Articles

À travers un testament, on choisit la voie juridique pour transmettre la totalité ou alors une partie de ses biens à une ou plusieurs légataires (les bénéficiaires). Dans le cadre d’un legs immobilier, il existe plusieurs formes de testament, chacun ayant ses particularités.

Le legs universel

Ce type de testament permet à son auteur de transmettre l’intégralité ou alors une partie seulement de ses biens à ses légataires. Il induit également que le testateur (l’auteur) prend soin de déduire la part qui revient à ses enfants et leurs descendants (héritiers réservataires), s’il y en a. Enfin, si le ou les bénéficiaires meurent avant le testateur, leurs héritiers n’ont pas le droit de prétendre à cet héritage.

Ce testament induit le paiement de droits de succession.

Le legs particulier

Cette forme de testament permet au testateur de léguer son ou ses biens à une ou plusieurs personnes considérées alors comme légataire(s) particulier(s), toujours en prenant en compte ses enfants et leurs descendants.

Ce testament n’induit pas le paiement de droits de succession.

Le legs de residuo

Cette forme de testament permet au testateur de désigner deux personnes comme héritières :

  • La première personne peut jouir des biens au décès du testateur ;
  • La seconde personne en jouira au décès du premier héritier.

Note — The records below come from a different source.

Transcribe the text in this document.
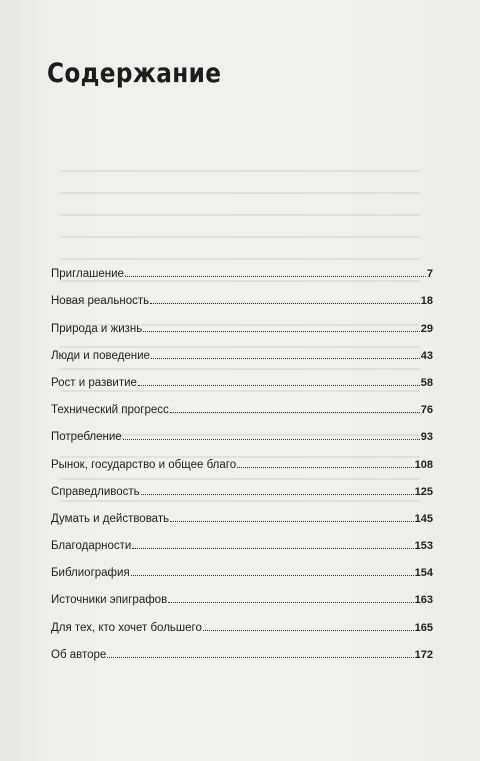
Содержание
Приглашение	7
Новая реальность	18
Природа и жизнь	29
Люди и поведение	43
Рост и развитие	58
Технический прогресс	76
Потребление	93
Рынок, государство и общее благо	108
Справедливость	125
Думать и действовать	145
Благодарности	153
Библиография	154
Источники эпиграфов	163
Для тех, кто хочет большего	165
Об авторе	172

Ce testament induit le paiement de droits de succession par le second héritier, au prorata de ceux payés par le premier héritier.

Le legs immobilier avec substitution

Cette forme de testament permet au testateur de désigner deux personnes comme héritières à la différence que :

  • Le premier héritier a l’obligation de préserver l’état du bien immobilier afin que ce dernier garde sa valeur initiale au moment de revenir au second héritier ;
  • Les droits de succession payables par le second héritier sont calculés sur ses liens de parenté avec le premier héritier.

Le démembrement de propriété

Cette forme de testament permet au testateur de léguer son bien immobilier de la manière suivante :

  • Un héritier reçoit uniquement l’usufruit du bien immobilier ;
  • Un autre héritier obtient la « nue-propriété » ;
  • Lorsque l’héritier de l’usufruit décède, celui qui possède la « nue-propriété » peut jouir totalement du bien (pleine propriété).

Aujourd’hui, la famille recomposée a naturellement trouvé sa place au sein de la société. En ce sens, il est important de savoir comment préparer sa succession dans un tel cadre. De nombreux facteurs doivent être pris en considération pour une succession sereine. Ce qu’il faut retenir.

Succession : les droits du conjoint survivant

La succession et la répartition des biens vont dépendre du régime matrimonial des deux époux. Deux points essentiels sont à retenir :

  • Sans contrat de mariage, le conjoint survivant bénéficie de peu de protections ;
  • En l’absence de testament, la loi permet au conjoint survivant de recevoir un quart du patrimoine du défunt, les trois quarts restants revenant aux enfants issus d’une précédente union. Plus précisément, selon l’article 757 du Code civil « si l’époux prédécédé laisse des enfants ou descendants, le conjoint survivant recueille, à son choix, l’usufruit de la totalité des biens existants ou la propriété du quart des biens lorsque tous les enfants sont issus des deux époux et la propriété du quart en présence d’un ou plusieurs enfants qui ne sont pas issus des deux époux ».
  • Ce même conjoint peut choisir un droit de viager sur la résidence principale, à condition que celle-ci appartînt à son époux(se) décédé(e) ou précédent(e).
  • Autre élément important concernant le conjoint survivant, il peut loger dans le logement familial pendant une période de 12 mois, aux frais de la succession.

Bien organiser sa succession lorsque les enfants sont issus de différentes unions

Avant la loi du 3 décembre 2001, les successions se déroulaient différemment si les enfants étaient nés pendant le mariage ou alors hors du mariage de parents communs. Aujourd’hui, dans le cadre d’une succession, la famille recomposée peut s’appuyer sur l’article 735 du Code civil : « les enfants ou leurs descendants succèdent à leur père et mère ou autres ascendants, sans distinction de sexe ni de primogéniture, même s’ils sont issus d’unions différentes ».

Les différents types de successions existantes

Si vous êtes parent d’une famille recomposée, vous avez la possibilité :

  • D’établir un testament authentique pour une répartition claire de votre patrimoine ;
  • De mettre en place une donation-partage (différente de la donation simple) durant votre vivant afin de transmettre une partie ou l’ensemble de vos biens ;

De faire une donation au dernier vivant, protégeant le conjoint survivant.